EA's 'Star Wars' PR Disaster Finally Pushed Gamers Into Open Revolt Against Loot Boxes (rollingstone.com)
Gaming company Electronic Arts is not having a good week. Bowing to pressure from early players of Star Wars Battlefront II and the historically negative reaction over the weekend to the company's response to complaints on Reddit, the company has now detailed significant cuts in the cost to unlock characters in its game and promised to continue to listen to player feedback. From a report: Most importantly, Electronic Arts today announced that they are reducing the number of credits needed to unlock top characters in the game by 75 percent. Luke Skywalker and Darth Vader will now cost 15,000 credits. Emperor Palatine, Chewbacca and Leia Organa will now cost 10,000 and Iden will cost 5,000. Mashable reports on the outcry that took place over the weekend: Battlefront II isn't technically out until Nov. 17, but fans that subscribe to EA Access or Origin Access -- which give Xbox One and PC players, respectively, a five-day, 10-hour window to play EA games before they launch -- are discovering how those changes feel. And it's a bad scene, friends. "At the current price of 60,000 credits it will take you 40 hours of gameplay time to earn the right to unlock one hero or villain [in Star Wars: Battlefront II]," Reddit user TheHotterPotato wrote in a post. "That means 40 hours of saving each and every credit, no buying any crates at all, so no bonus credits from getting duplicates in crates." The Reddit post produced such a mind-blowingly negative response that an agent of EA actually responded. Unfortunately, that response made things even worse. EA's Reddit account is plastered with a barrage of downvotes, with one particular response receiving over 600,000 downvotes -- a record.
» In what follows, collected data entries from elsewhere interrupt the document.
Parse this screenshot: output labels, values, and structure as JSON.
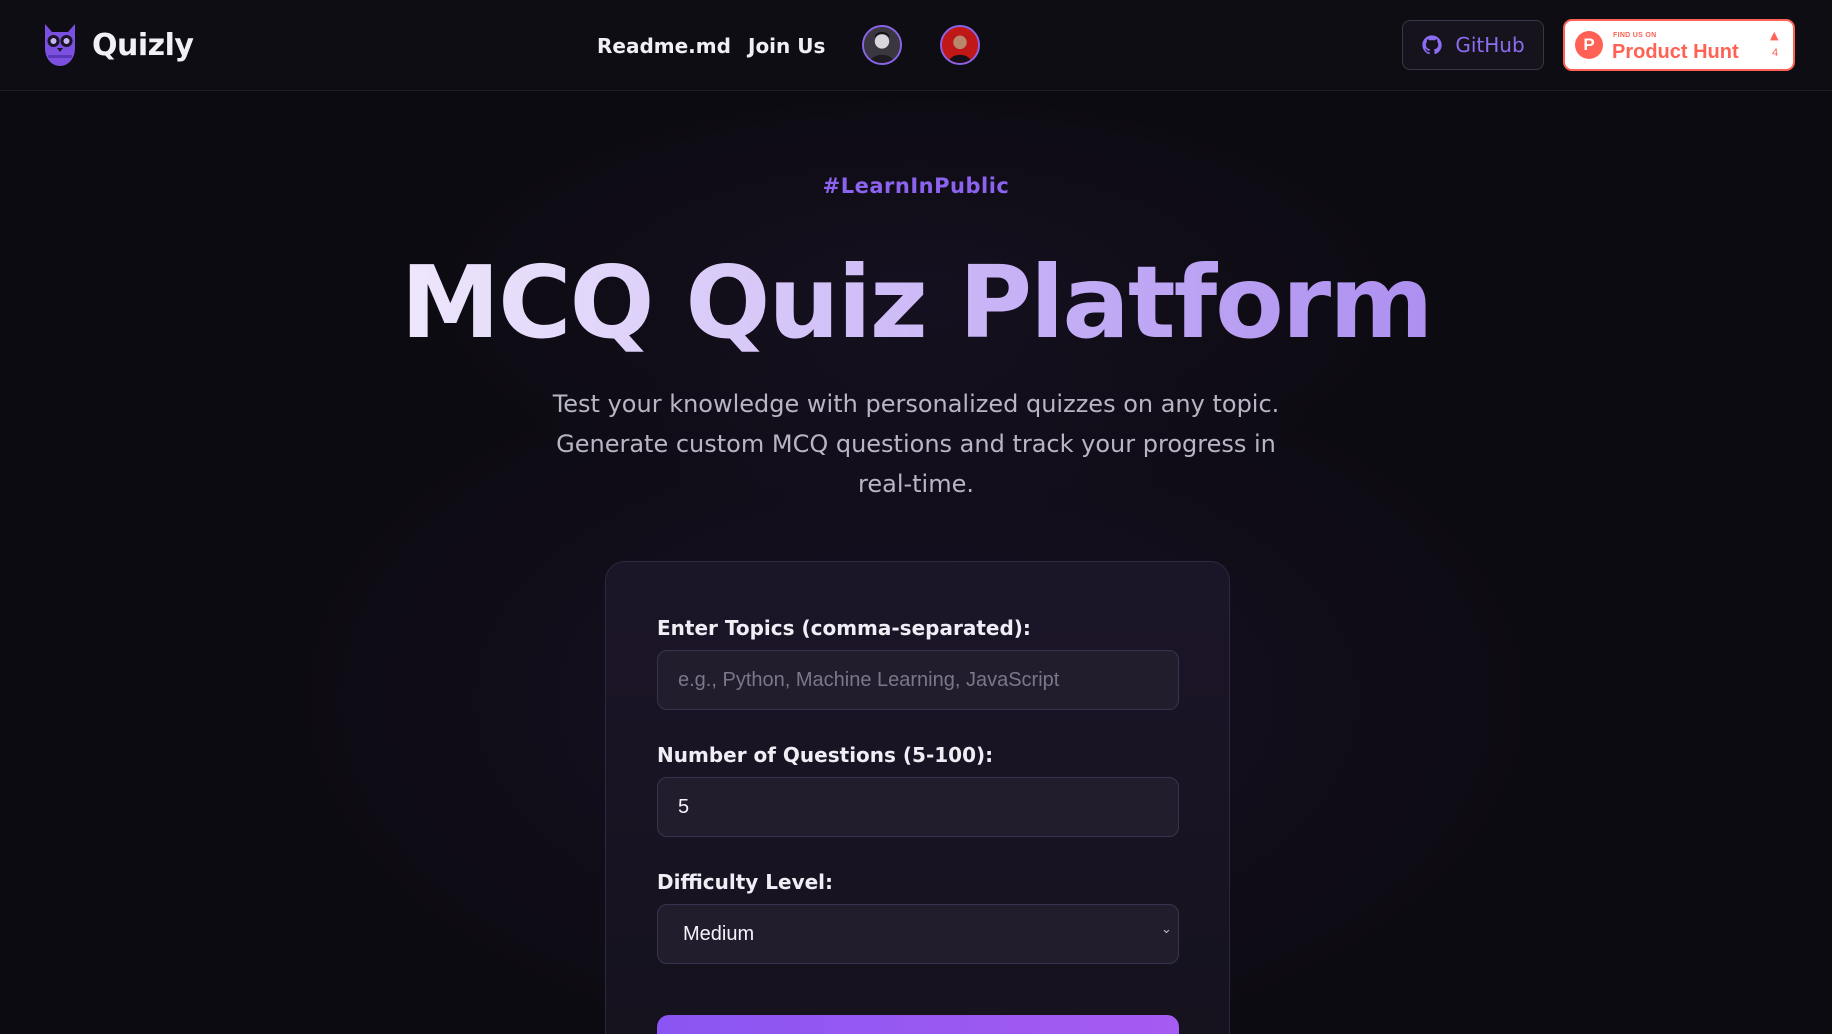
{
  "brand": {
    "name": "Quizly",
    "logo_icon": "owl-icon"
  },
  "nav": {
    "links": [
      "Readme.md",
      "Join Us"
    ],
    "avatars": [
      "contributor-avatar-1",
      "contributor-avatar-2"
    ],
    "github_label": "GitHub",
    "product_hunt": {
      "small": "FIND US ON",
      "big": "Product Hunt",
      "count": "4"
    }
  },
  "hero": {
    "tag": "#LearnInPublic",
    "title": "MCQ Quiz Platform",
    "subtitle": "Test your knowledge with personalized quizzes on any topic. Generate custom MCQ questions and track your progress in real-time."
  },
  "form": {
    "topics_label": "Enter Topics (comma-separated):",
    "topics_placeholder": "e.g., Python, Machine Learning, JavaScript",
    "topics_value": "",
    "count_label": "Number of Questions (5-100):",
    "count_value": "5",
    "difficulty_label": "Difficulty Level:",
    "difficulty_value": "Medium"
  },
  "colors": {
    "accent": "#8c63ee",
    "product_hunt": "#ff6154",
    "background": "#0d0b12"
  }
}
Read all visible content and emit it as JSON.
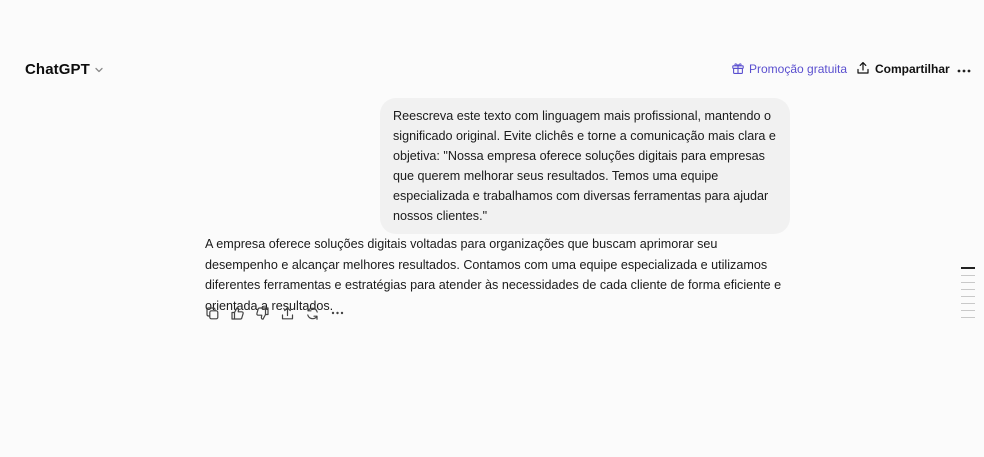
{
  "header": {
    "model_name": "ChatGPT",
    "promo_label": "Promoção gratuita",
    "share_label": "Compartilhar",
    "icons": {
      "model_dropdown": "chevron-down-icon",
      "promo": "gift-icon",
      "share": "share-icon",
      "more": "more-horizontal-icon"
    }
  },
  "conversation": {
    "user_message": "Reescreva este texto com linguagem mais profissional, mantendo o significado original. Evite clichês e torne a comunicação mais clara e objetiva: \"Nossa empresa oferece soluções digitais para empresas que querem melhorar seus resultados. Temos uma equipe especializada e trabalhamos com diversas ferramentas para ajudar nossos clientes.\"",
    "assistant_message": "A empresa oferece soluções digitais voltadas para organizações que buscam aprimorar seu desempenho e alcançar melhores resultados. Contamos com uma equipe especializada e utilizamos diferentes ferramentas e estratégias para atender às necessidades de cada cliente de forma eficiente e orientada a resultados.",
    "actions": [
      "copy-icon",
      "thumbs-up-icon",
      "thumbs-down-icon",
      "share-icon",
      "regenerate-icon",
      "more-horizontal-icon"
    ]
  },
  "colors": {
    "background": "#fbfbfb",
    "bubble": "#f1f1f1",
    "promo_accent": "#5a4fcf",
    "text": "#0d0d0d"
  }
}
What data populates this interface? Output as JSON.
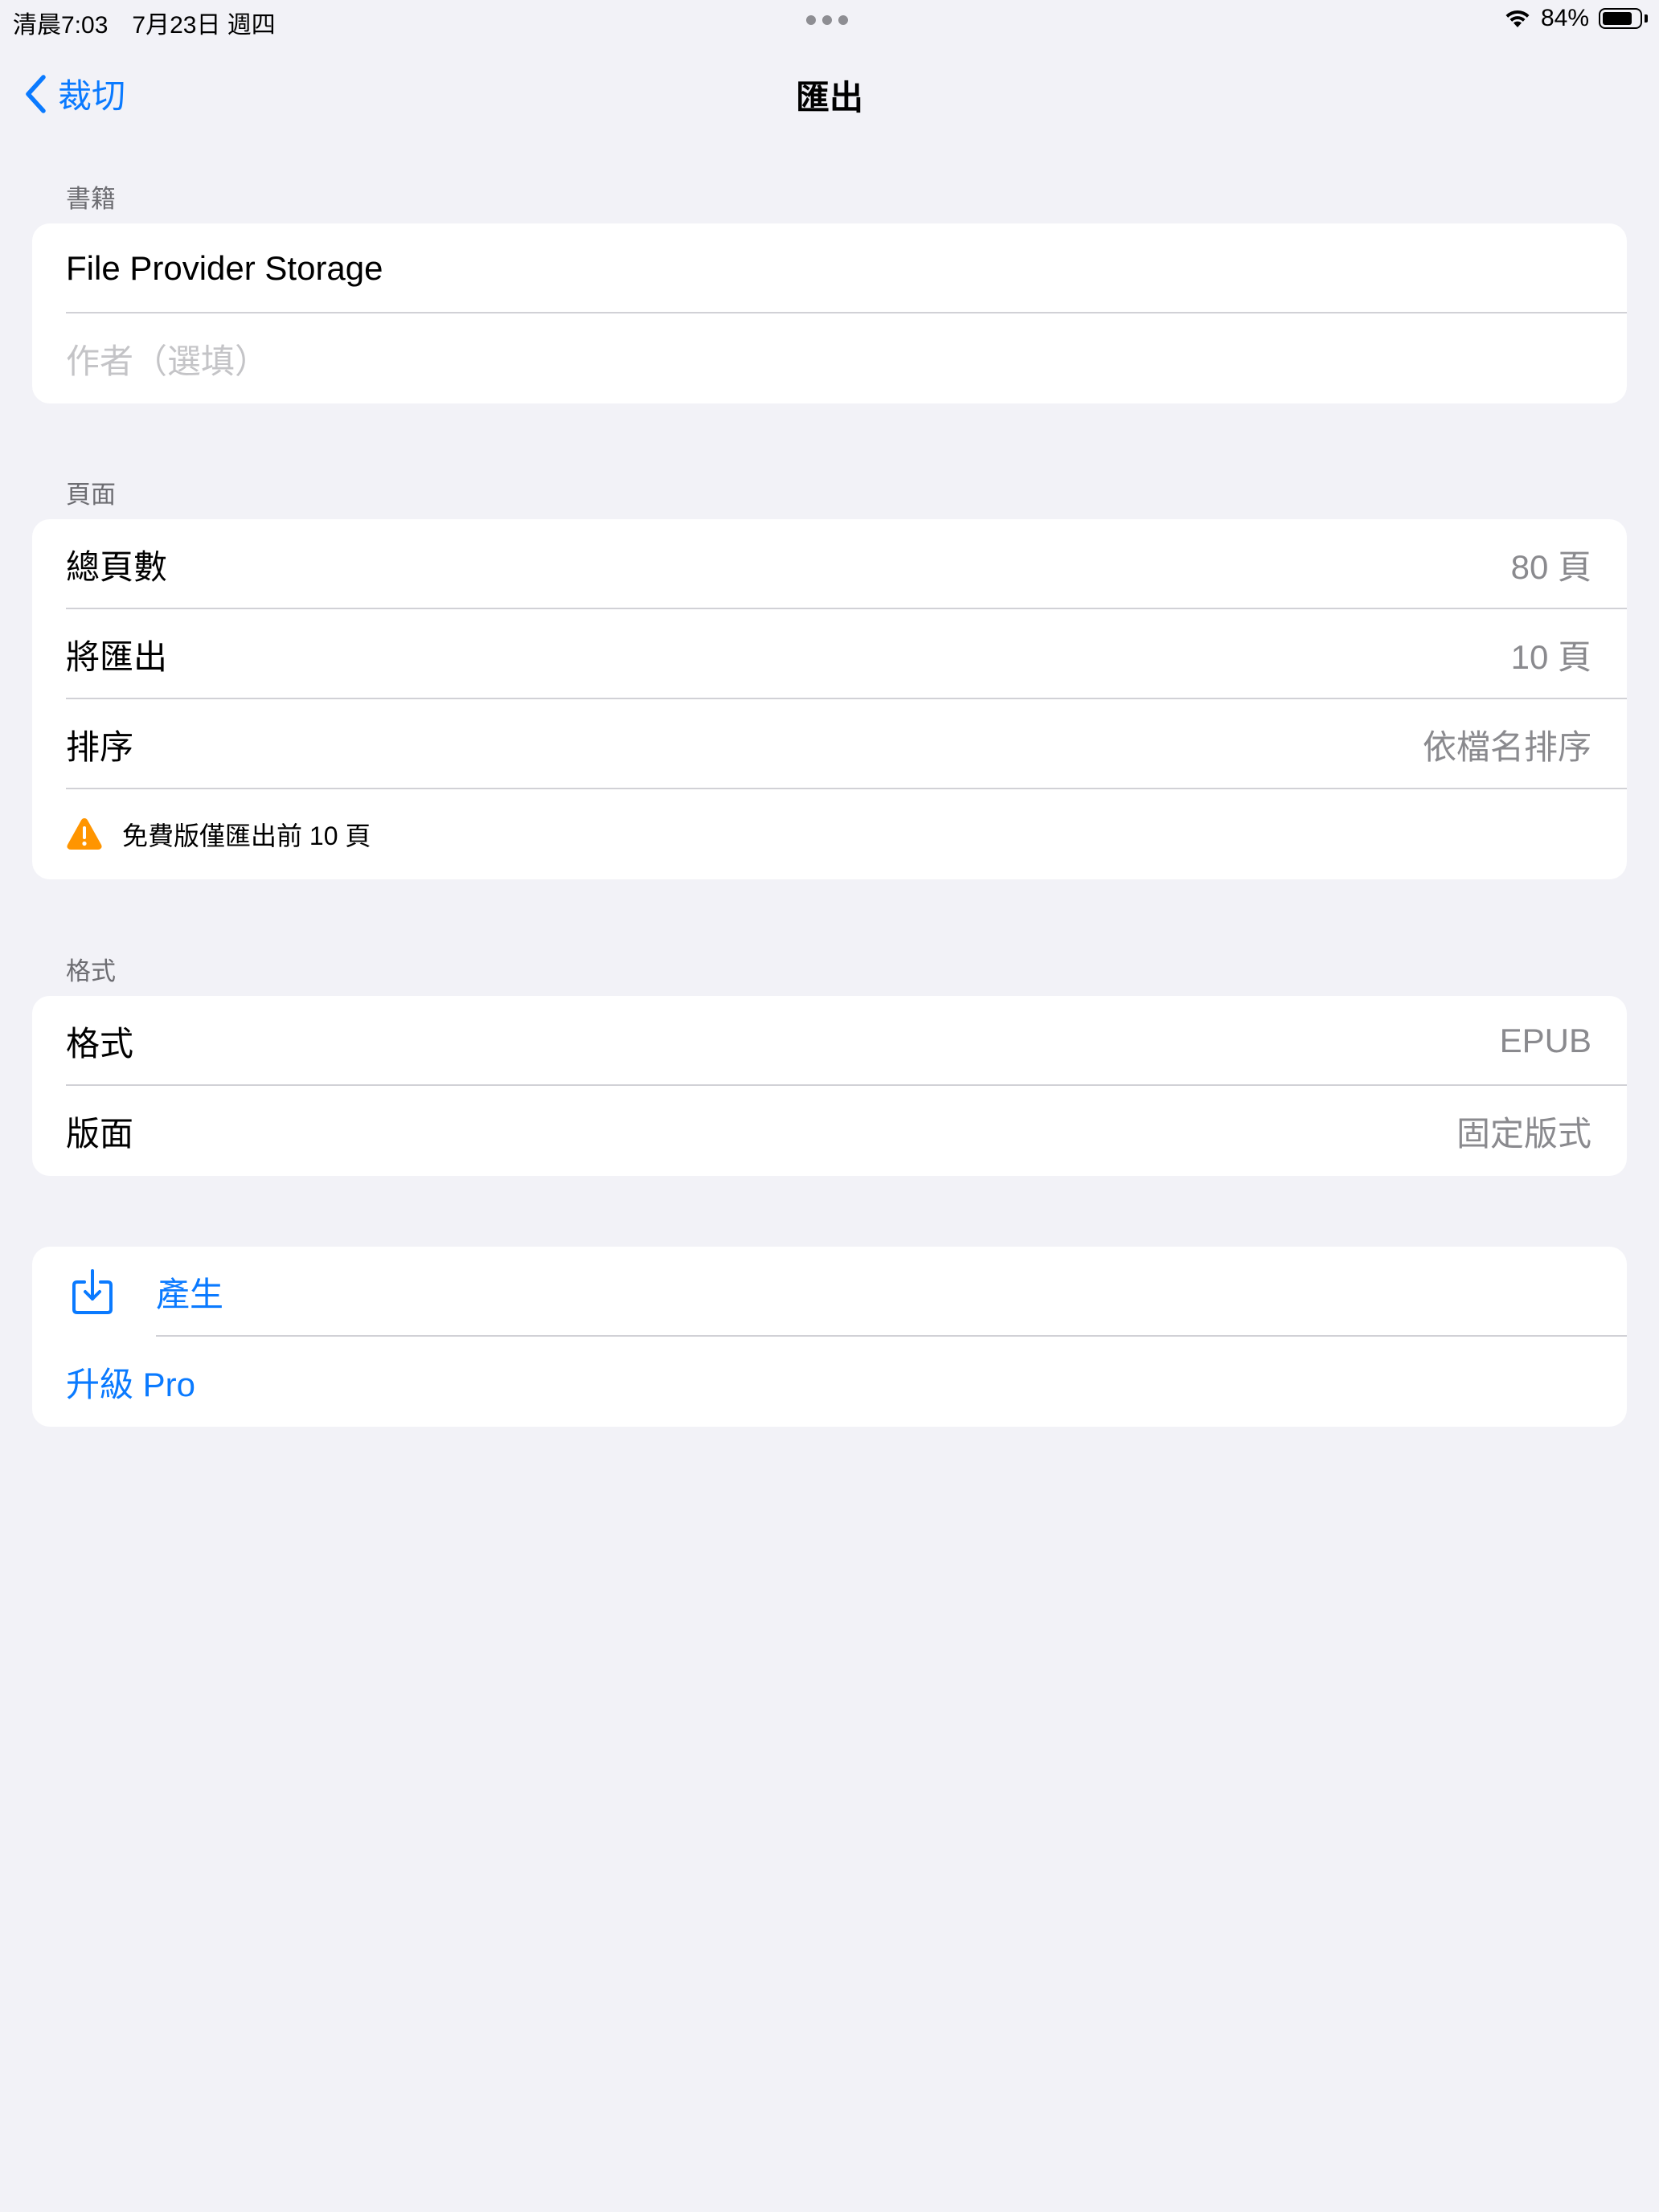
{
  "status_bar": {
    "time": "清晨7:03　7月23日 週四",
    "battery": "84%",
    "battery_level": 0.84
  },
  "nav": {
    "back_label": "裁切",
    "title": "匯出"
  },
  "book_section": {
    "header": "書籍",
    "title_value": "File Provider Storage",
    "author_placeholder": "作者（選填）"
  },
  "pages_section": {
    "header": "頁面",
    "rows": [
      {
        "label": "總頁數",
        "value": "80 頁"
      },
      {
        "label": "將匯出",
        "value": "10 頁"
      },
      {
        "label": "排序",
        "value": "依檔名排序"
      }
    ],
    "warning": "免費版僅匯出前 10 頁"
  },
  "format_section": {
    "header": "格式",
    "rows": [
      {
        "label": "格式",
        "value": "EPUB"
      },
      {
        "label": "版面",
        "value": "固定版式"
      }
    ]
  },
  "actions": {
    "generate": "產生",
    "upgrade": "升級 Pro"
  },
  "colors": {
    "accent": "#0a7aff",
    "warning": "#ff9500",
    "background": "#f2f2f7"
  }
}
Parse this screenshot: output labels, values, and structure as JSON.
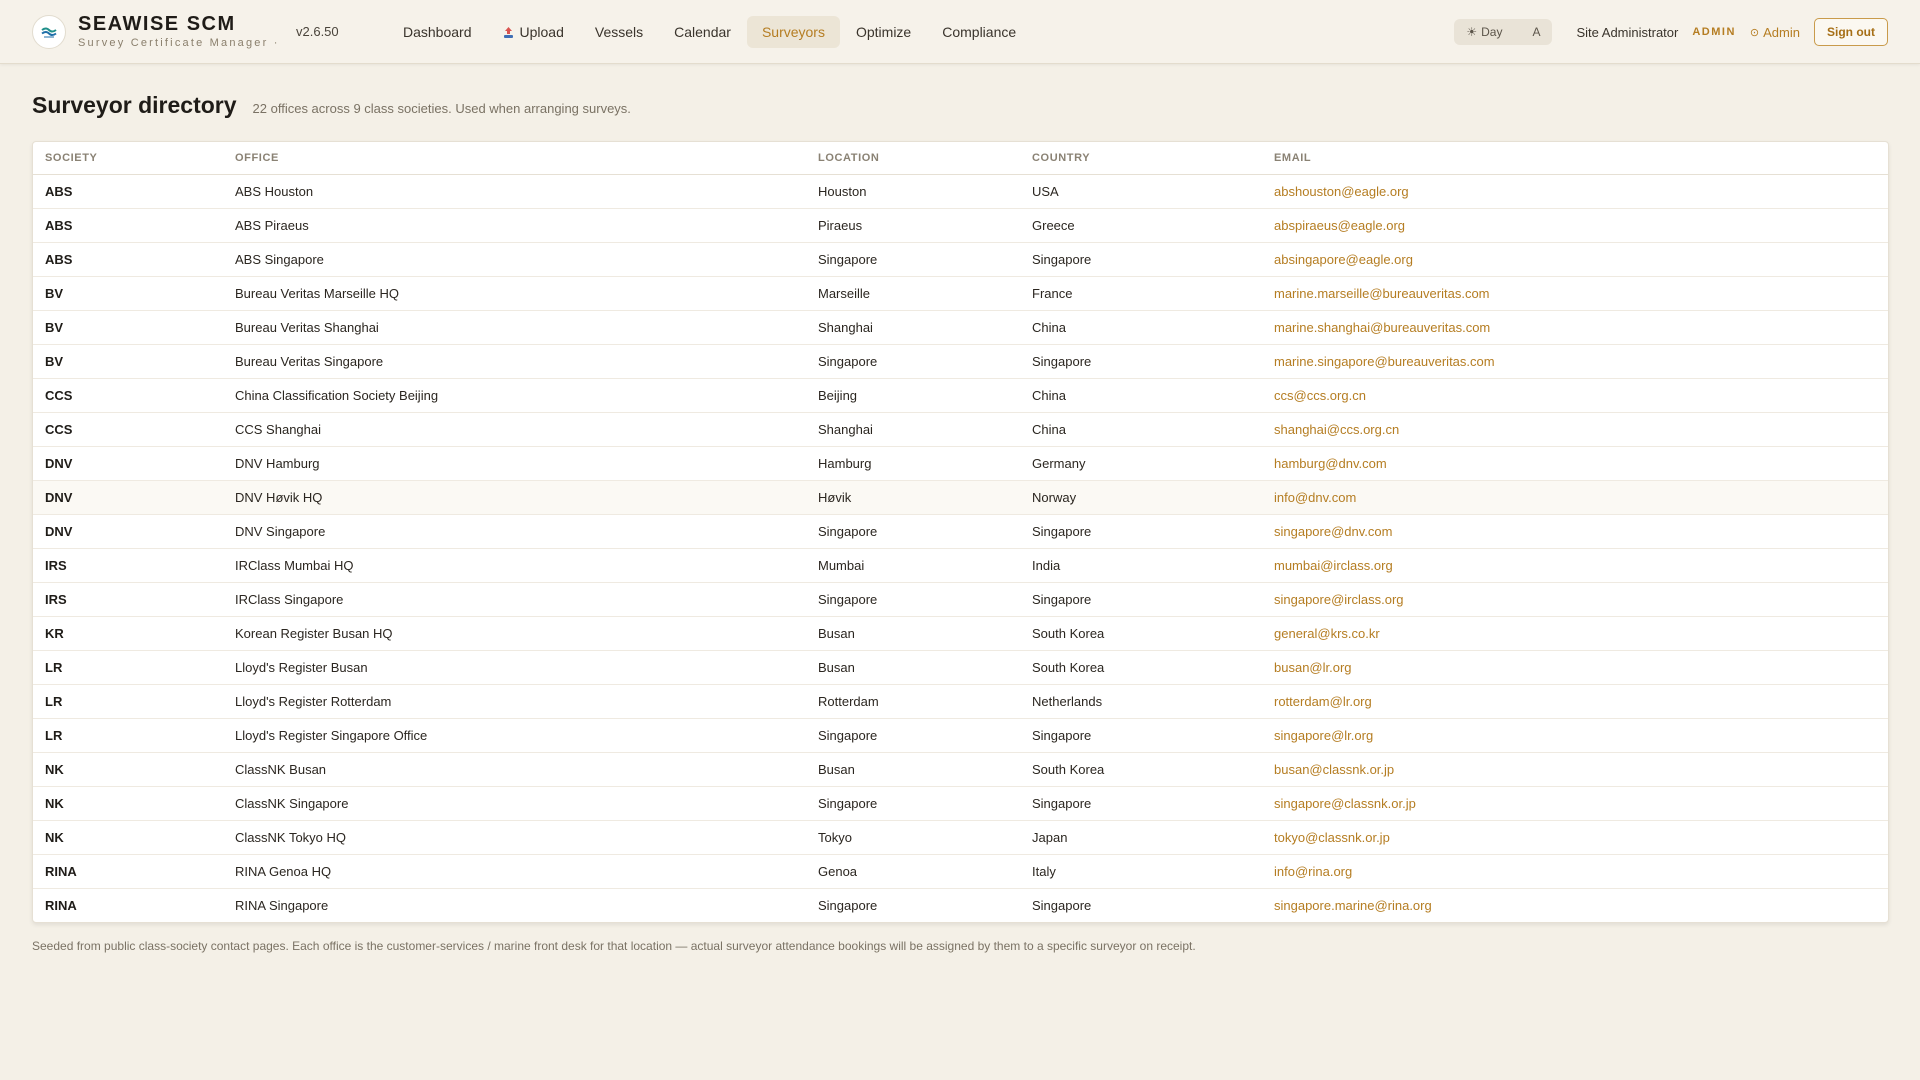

This is the inevitable result of microtransactions.
Long gone are there days of just making a game and shipping it.
https://www.youtube.com/watch?...
I don't play free-to-play games, or games with those mechanics in them - but according to the very latest from Jim Sterling, they've hidden the refund button on EA's page for this game after the mentioned user outrage.
The funny thing is they basically reduced the amount of credits to get a hero by 75%, but they also reduced the amount earned by 75% on each mission. So its basically the same thing...
Everyone's fantasy is to play the hero. But if everyone is running around in a shared game playing a hero, then suddenly heroes are normal, meaning they aren't really heroes anymore. To maintain the illusion of a heroic player character, you have to populate the world with lower-ability bots. That works in a RPG-type MMO, but not in a PVP-type MMO. SW Battlefront tried to get around it by time-limiting how long until and how often you could play the heroes. But that resulted in having to play grunts lots of times before you were allowed to play the hero (for one life after you've unlocked it). The PVP-equivalent of grinding in a RPG.
I think this is why the CRPG genre has gradually shifted away from MMOs back to single-player instanced games in recent years. It's hard to make players feel special in a shared-world game with thousands of other heroes running around. Though a good compromise might be a shared-instance CRPG which you can play together with a few friends.
Egalitarian PVP MMOs or deathmatch-type games, where everyone plays "characters" with the same abilities or picks from a subset of fixed choices with quasi-balanced abilities, don't have this problem.
They just removed the refund button in Origin so nobody can submit a refund request. That's illegal in Germany and a couple other places.
I think where they're f**king up is in making the game pay-to-win. People will buy this as per usual, they'll feel the deep unfairness of it and not buy the next pay-to-win game I expect. For EA it doesn't matter if 90% of the user base abandons them as long as the remaining 'whales' make them over 10x more.
Hopefully Indie companies will spot gaps in the market and keep making good games that don't stink of micro-transactions.
I put my money where my mouth is, I don't even buy games with season passes.